Wednesday, January 19, 2011

Maybe its a metaphor, maybe it's not.

When a man who can't physically rape you tries to rape you and winds up covered in his own bloody semen....

hand the poor fellow a tissue.

Friday, January 14, 2011

What a man needs

A man needs a steady source of income and sense of purpose to go with it. He needs to feel powerful and successful and he needs to feel like that will never ever end.

A man needs a fantastic car. One that will take him far and still handle well in stop and go traffic. It should also be sporty with some serious horse power.

A man needs a woman. Preferably one who looks like a dream, right off the silver screen. She should have hair long enough to pull and be without a mind of her own that she may never want or need anything but his love. She should be able to turn off her emotions on demand, well all of them that aren't positive or pertain to her complete devotion. It helps if she's under 25 and still malleable.

A man needs porn more than he needs poetry, and he can rarely tell the difference.

A man needs his ego stroked as often as his cock, and he can rarely tell the difference.

A man needs a set of tools, to construct the world to fit his own.

But what man needs most is a welders helmet, so he might see the truth if enough flame is shined upon it without becoming blind to everything else.

*Sidenote: There's nothing sexy about jaded over-generalizations, which is why a man is not everyman, just the persistant mid-life crisis-ers. ;)

Saturday, January 8, 2011

She


She would never sell her seashells, she keeps the shore on a shelf, in a glass vase meant for blossoms. The ephemeral bloom exchanged for lasting Floridian flowers in the lapping tides of love and loss. The gulf winds turn gently. Shifting sands awaken her dreams, stretching her heart strings beyond the farthest reaches of sight. She steps into the glowing mist of sunrise stealing a final glance at the broken road behind her and whispers goodbye with equal measures of both sorrow and joy.





How apt

The color of death is not blue, or black, or gray.

The color of death is yellow.

Saturday, January 1, 2011

Butterfly In Reverse

I've been having trouble trying to tap into the ethereal realm where I have always kept a part of me. Articulation speaks louder in action yet in some backward falling motion the sentimental notion arises that "the butterfly in reverse here is me."
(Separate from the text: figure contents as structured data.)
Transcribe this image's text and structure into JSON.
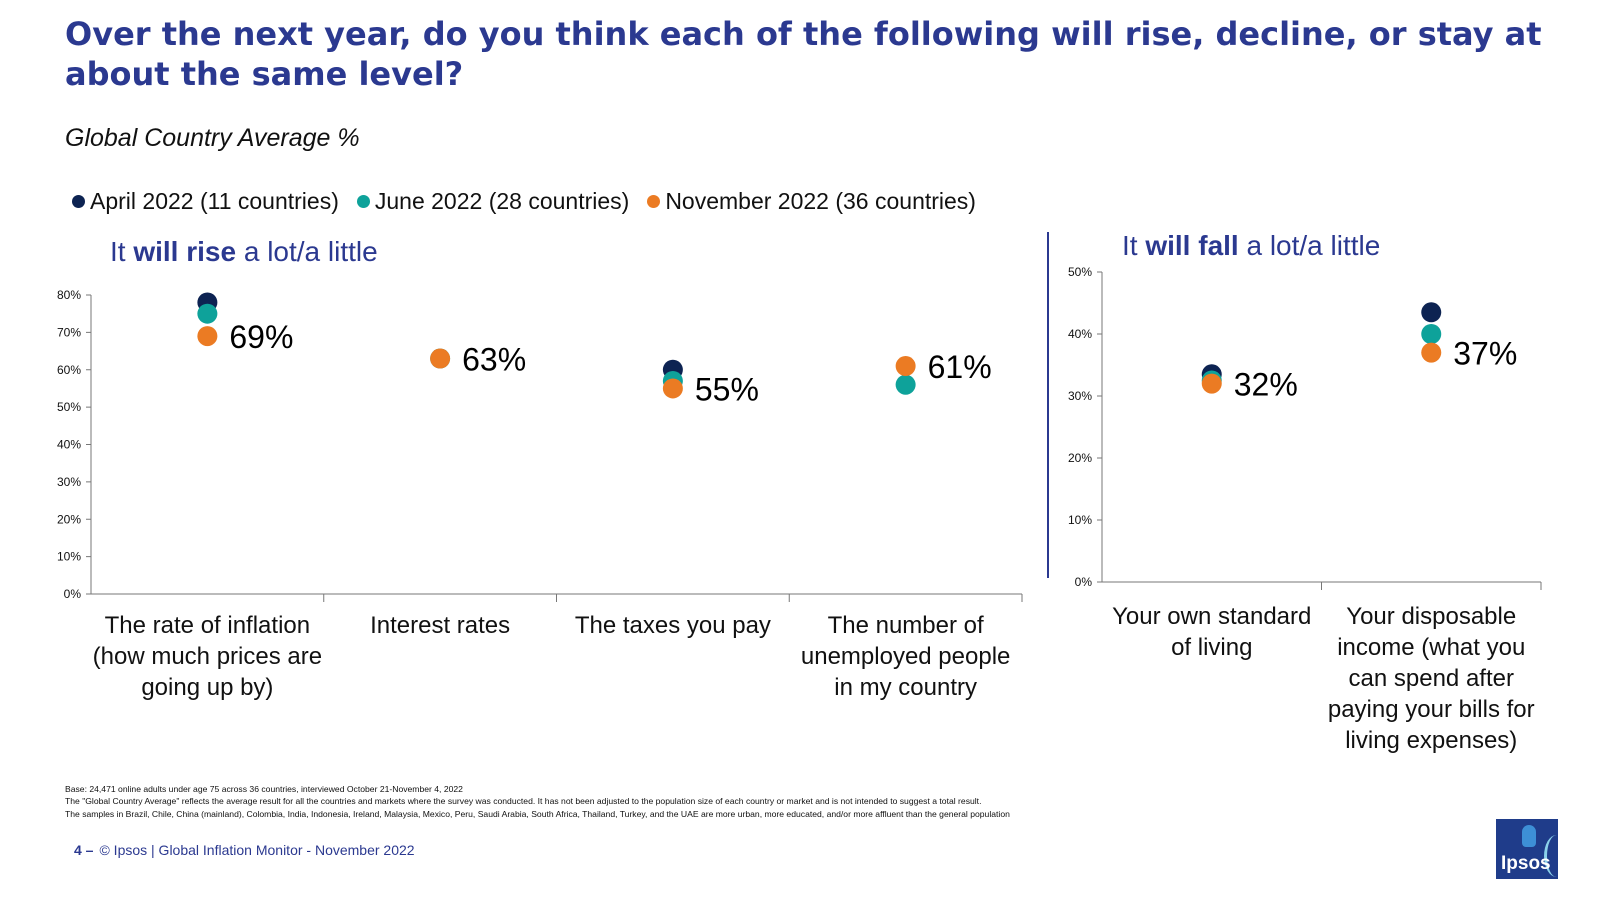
{
  "title": "Over the next year, do you think each of the following will rise, decline, or stay at about the same level?",
  "subtitle": "Global Country Average %",
  "legend": [
    {
      "label": "April 2022 (11 countries)",
      "color": "#0d2352"
    },
    {
      "label": "June 2022 (28 countries)",
      "color": "#0ea29a"
    },
    {
      "label": "November 2022 (36 countries)",
      "color": "#eb7b23"
    }
  ],
  "panels": {
    "rise": {
      "prefix": "It ",
      "bold": "will rise",
      "suffix": " a lot/a little"
    },
    "fall": {
      "prefix": "It ",
      "bold": "will fall",
      "suffix": " a lot/a little"
    }
  },
  "chart_data": [
    {
      "type": "scatter",
      "title": "It will rise a lot/a little",
      "categories": [
        "The rate of inflation (how much prices are going up by)",
        "Interest rates",
        "The taxes you pay",
        "The number of unemployed people in my country"
      ],
      "series": [
        {
          "name": "April 2022 (11 countries)",
          "values": [
            78,
            null,
            60,
            null
          ]
        },
        {
          "name": "June 2022 (28 countries)",
          "values": [
            75,
            63,
            57,
            56
          ]
        },
        {
          "name": "November 2022 (36 countries)",
          "values": [
            69,
            63,
            55,
            61
          ]
        }
      ],
      "data_labels": [
        "69%",
        "63%",
        "55%",
        "61%"
      ],
      "ylim": [
        0,
        80
      ],
      "yticks": [
        "0%",
        "10%",
        "20%",
        "30%",
        "40%",
        "50%",
        "60%",
        "70%",
        "80%"
      ],
      "grid": false
    },
    {
      "type": "scatter",
      "title": "It will fall a lot/a little",
      "categories": [
        "Your own standard of living",
        "Your disposable income (what you can spend after paying your bills for living expenses)"
      ],
      "series": [
        {
          "name": "April 2022 (11 countries)",
          "values": [
            33.5,
            43.5
          ]
        },
        {
          "name": "June 2022 (28 countries)",
          "values": [
            32.5,
            40
          ]
        },
        {
          "name": "November 2022 (36 countries)",
          "values": [
            32,
            37
          ]
        }
      ],
      "data_labels": [
        "32%",
        "37%"
      ],
      "ylim": [
        0,
        50
      ],
      "yticks": [
        "0%",
        "10%",
        "20%",
        "30%",
        "40%",
        "50%"
      ],
      "grid": false
    }
  ],
  "footnotes": [
    "Base: 24,471 online adults under age 75 across 36 countries, interviewed October 21-November 4, 2022",
    "The \"Global Country Average\" reflects the average result for all the countries and markets where the survey was conducted. It has not been adjusted to the population size of each country or market and is not intended to suggest a total result.",
    "The samples in Brazil, Chile, China (mainland), Colombia, India, Indonesia, Ireland, Malaysia, Mexico, Peru, Saudi Arabia, South Africa, Thailand, Turkey, and the UAE are more urban, more educated, and/or more affluent than the general population"
  ],
  "footer": {
    "page": "4 –",
    "text": "© Ipsos | Global Inflation Monitor - November 2022"
  },
  "logo_text": "Ipsos"
}
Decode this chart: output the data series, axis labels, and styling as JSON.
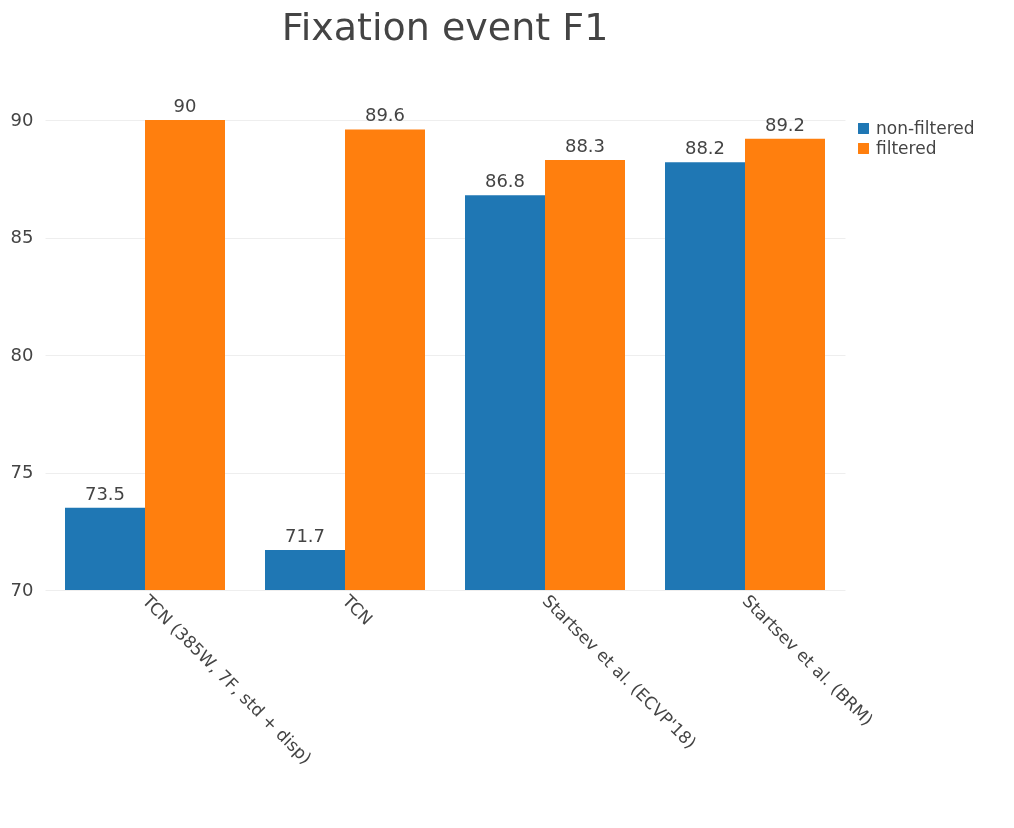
{
  "chart_data": {
    "type": "bar",
    "title": "Fixation event F1",
    "categories": [
      "TCN (385W, 7F, std + disp)",
      "TCN",
      "Startsev et al. (ECVP'18)",
      "Startsev et al. (BRM)"
    ],
    "series": [
      {
        "name": "non-filtered",
        "color": "#1f77b4",
        "values": [
          73.5,
          71.7,
          86.8,
          88.2
        ]
      },
      {
        "name": "filtered",
        "color": "#ff7f0e",
        "values": [
          90,
          89.6,
          88.3,
          89.2
        ]
      }
    ],
    "ylim": [
      70,
      90
    ],
    "yticks": [
      70,
      75,
      80,
      85,
      90
    ],
    "grid": "y",
    "legend": "top right",
    "data_labels": true
  }
}
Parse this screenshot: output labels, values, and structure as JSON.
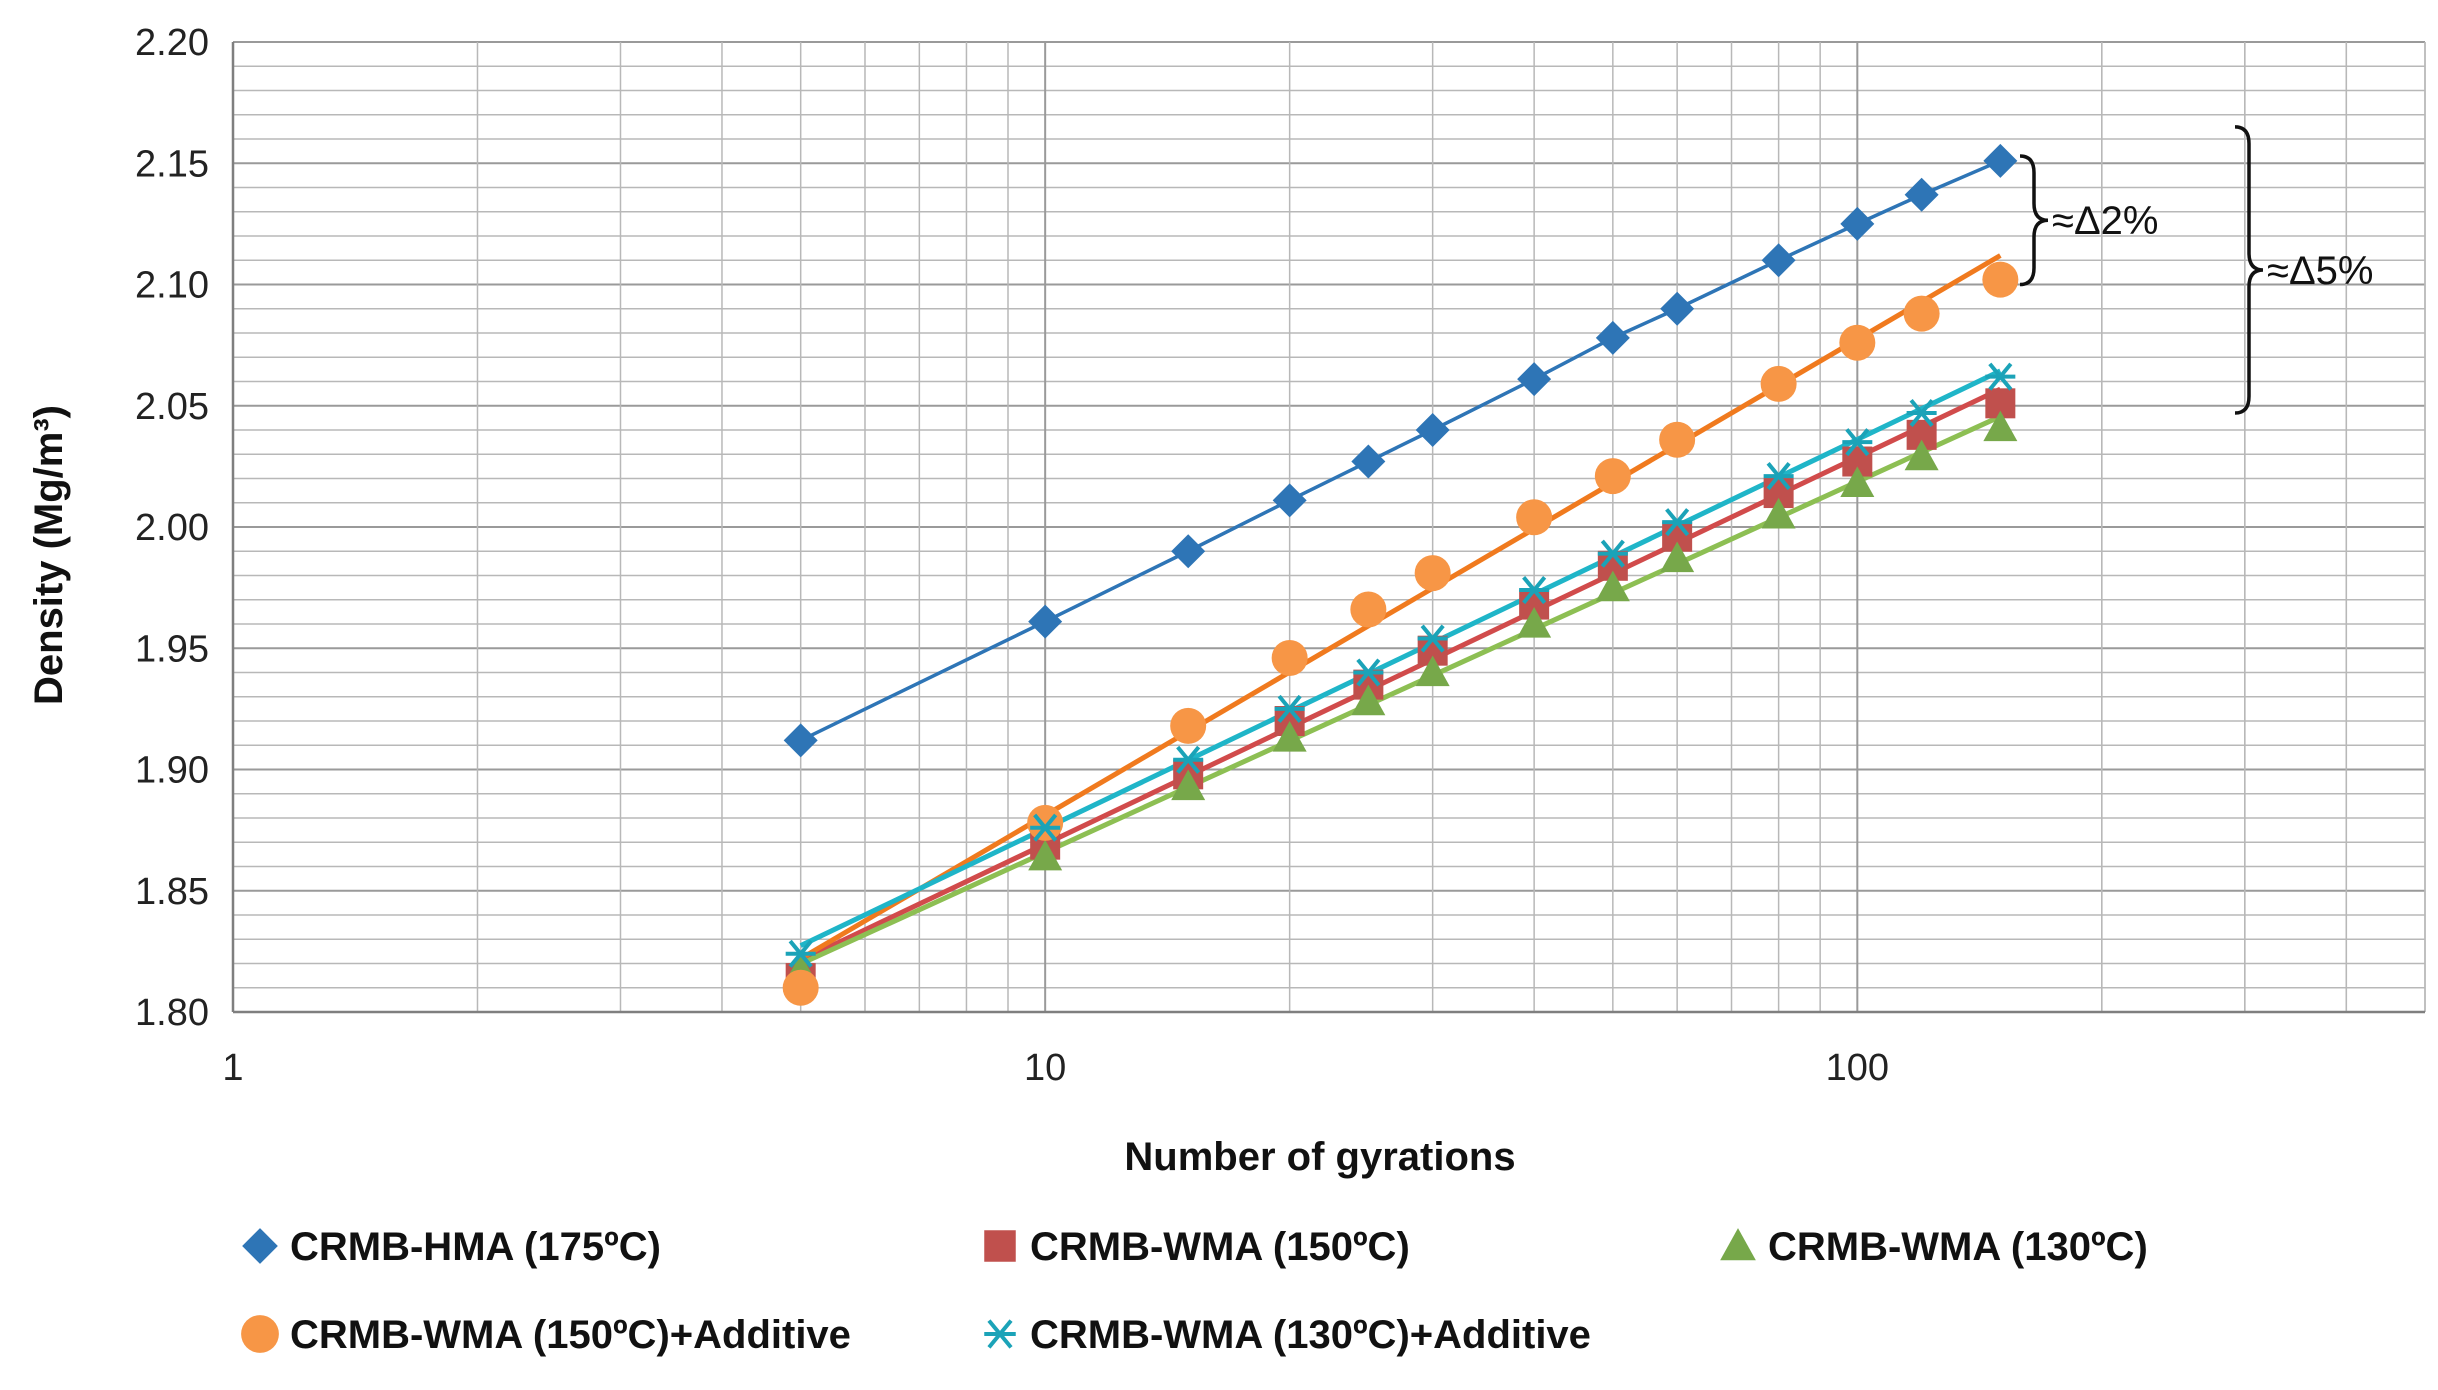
{
  "chart_data": {
    "type": "scatter",
    "title": "",
    "xlabel": "Number of gyrations",
    "ylabel": "Density (Mg/m³)",
    "xscale": "log",
    "xlim": [
      1,
      500
    ],
    "ylim": [
      1.8,
      2.2
    ],
    "grid": true,
    "legend_position": "bottom",
    "x_ticks": [
      {
        "value": 1,
        "label": "1"
      },
      {
        "value": 10,
        "label": "10"
      },
      {
        "value": 100,
        "label": "100"
      }
    ],
    "y_ticks": [
      {
        "value": 1.8,
        "label": "1.80"
      },
      {
        "value": 1.85,
        "label": "1.85"
      },
      {
        "value": 1.9,
        "label": "1.90"
      },
      {
        "value": 1.95,
        "label": "1.95"
      },
      {
        "value": 2.0,
        "label": "2.00"
      },
      {
        "value": 2.05,
        "label": "2.05"
      },
      {
        "value": 2.1,
        "label": "2.10"
      },
      {
        "value": 2.15,
        "label": "2.15"
      },
      {
        "value": 2.2,
        "label": "2.20"
      }
    ],
    "series": [
      {
        "name": "CRMB-HMA (175ºC)",
        "marker": "diamond",
        "color": "#2E75B6",
        "line_color": "#2E75B6",
        "connect_points": true,
        "x": [
          5,
          10,
          15,
          20,
          25,
          30,
          40,
          50,
          60,
          80,
          100,
          120,
          150
        ],
        "y": [
          1.912,
          1.961,
          1.99,
          2.011,
          2.027,
          2.04,
          2.061,
          2.078,
          2.09,
          2.11,
          2.125,
          2.137,
          2.151
        ]
      },
      {
        "name": "CRMB-WMA (150ºC)",
        "marker": "square",
        "color": "#C0504D",
        "line_color": "#D14B4B",
        "trendline": "log",
        "x": [
          5,
          10,
          15,
          20,
          25,
          30,
          40,
          50,
          60,
          80,
          100,
          120,
          150
        ],
        "y": [
          1.814,
          1.869,
          1.898,
          1.92,
          1.935,
          1.949,
          1.968,
          1.984,
          1.996,
          2.014,
          2.027,
          2.038,
          2.051
        ]
      },
      {
        "name": "CRMB-WMA (130ºC)",
        "marker": "triangle",
        "color": "#77A84A",
        "line_color": "#8DBF53",
        "trendline": "log",
        "x": [
          5,
          10,
          15,
          20,
          25,
          30,
          40,
          50,
          60,
          80,
          100,
          120,
          150
        ],
        "y": [
          1.817,
          1.864,
          1.893,
          1.913,
          1.928,
          1.94,
          1.96,
          1.975,
          1.987,
          2.005,
          2.018,
          2.029,
          2.041
        ]
      },
      {
        "name": "CRMB-WMA (150ºC)+Additive",
        "marker": "circle",
        "color": "#F79646",
        "line_color": "#F07A1E",
        "trendline": "log",
        "x": [
          5,
          10,
          15,
          20,
          25,
          30,
          40,
          50,
          60,
          80,
          100,
          120,
          150
        ],
        "y": [
          1.81,
          1.878,
          1.918,
          1.946,
          1.966,
          1.981,
          2.004,
          2.021,
          2.036,
          2.059,
          2.076,
          2.088,
          2.102
        ]
      },
      {
        "name": "CRMB-WMA (130ºC)+Additive",
        "marker": "asterisk",
        "color": "#1BA3B8",
        "line_color": "#1FB5C8",
        "trendline": "log",
        "x": [
          5,
          10,
          15,
          20,
          25,
          30,
          40,
          50,
          60,
          80,
          100,
          120,
          150
        ],
        "y": [
          1.824,
          1.876,
          1.904,
          1.925,
          1.94,
          1.954,
          1.974,
          1.989,
          2.002,
          2.021,
          2.035,
          2.047,
          2.062
        ]
      }
    ],
    "annotations": [
      {
        "text": "≈Δ2%",
        "y_range": [
          2.1,
          2.153
        ]
      },
      {
        "text": "≈Δ5%",
        "y_range": [
          2.047,
          2.165
        ]
      }
    ]
  }
}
I've been in reflection mode. Not the kind of reflection where two mirrors facing each other with a flame between them create some grand and glorious infinite sparkle, but the other kind of reflection... the kind where you sit in front of the fire and face into the mirror gazing deeply into the darkest shadows of your silhouette.

I've come away with a small token of appreciation for the hardships and heart-ache this past year has brought me. A tiny smudge of gold powder has been marked across the bridge of my nose signifying what the past few weeks of reflecting has given me. It was by far the most difficult and painful year of my entire life, but I can hardly count it as the worst. It was certainly my most lived, my most felt, my most adventurous, and without a doubt... my best yet.


In strange places I have met incredible people, in familiar places I have lost the same. I have closed off and I have opened up, I have learned that being open is always better. I have experienced divinity and bliss only to touch the face of ugliness and let its violence embrace me with torment and rage. I have tasted the bitter and the sour and have learned to savor the sweet. I have floated and I have sunk, I have tread the stillest of water and been crushed by oceanic waves. I have been in the valley in awe and admiration of the great mountains, and I have stood atop the tallest peaks I could get to, to lose myself in the marvel of a span of a horizon more vast than I had ever imagined. I have been empty and full and both at once. I have loved. I have lost. I have feared. I have skated. I have fallen. I have broken. I have mended. I have scarred. I have laughed until I cried and cried until I laughed. I have triumphed, completely intact, dreams and all.